GLINT: Modeling Scene-Scale Transparency via Gaussian Radiance Transport

TL;DR

GLINT introduces a novel Gaussian-based framework that explicitly models scene-scale transparency by separating reflected and transmitted radiance, improving the reconstruction of transparent scenes.

Contribution

It presents a new method for modeling transparency in 3D scenes by decomposing Gaussian representations and leveraging priors from a pre-trained relighting model.

Findings

GLINT outperforms prior methods in reconstructing complex transparent scenes.

The framework effectively separates reflected and transmitted radiance.

Transparency localization is bootstrapped from geometry-separation cues.

Abstract

While 3D Gaussian splatting has emerged as a powerful paradigm, it fundamentally fails to model transparency such as glass panels. The core challenge lies in decoupling the intertwined radiance contributions from transparent interfaces and the transmitted geometry observed through the glass.
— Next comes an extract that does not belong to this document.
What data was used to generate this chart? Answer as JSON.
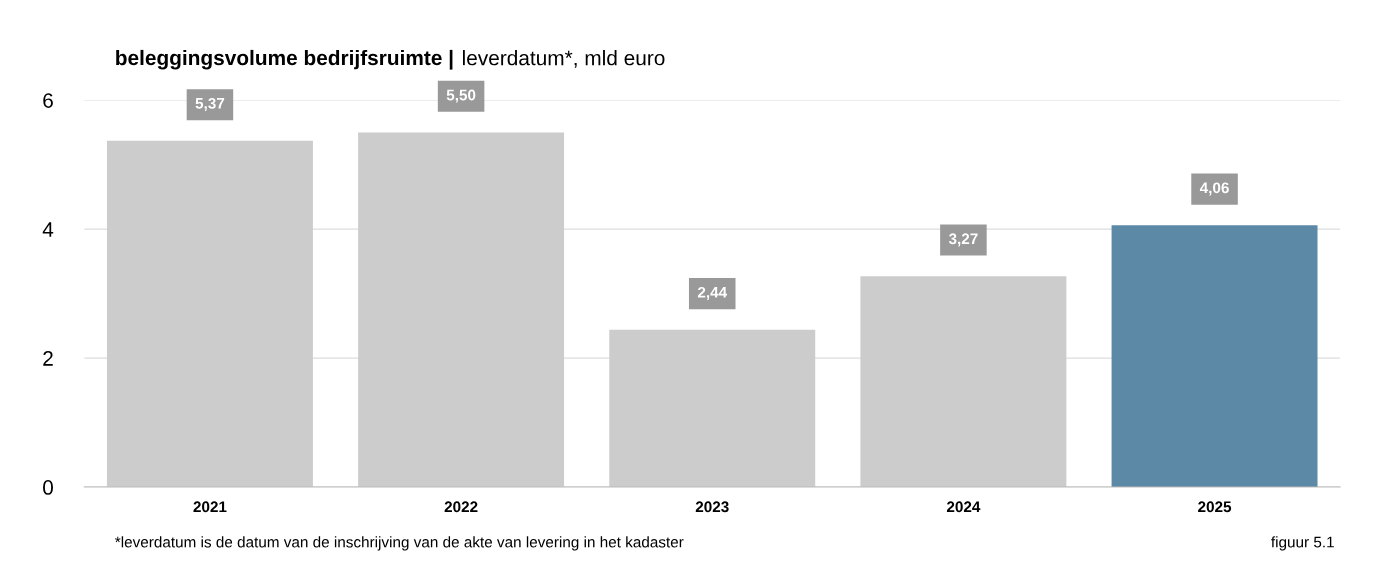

We present GLINT, a framework that models scene-scale transparency through explicit decomposed Gaussian representation. GLINT reconstructs the primary interface and models reflected and transmitted radiance separately, enabling consistent radiance transport. During optimization, GLINT bootstraps transparency localization from geometry-separation cues induced by the decomposition, together with geometry and material priors from a pre-trained video relighting model. Extensive experiments demonstrate consistent improvements over prior methods for reconstructing complex transparent scenes.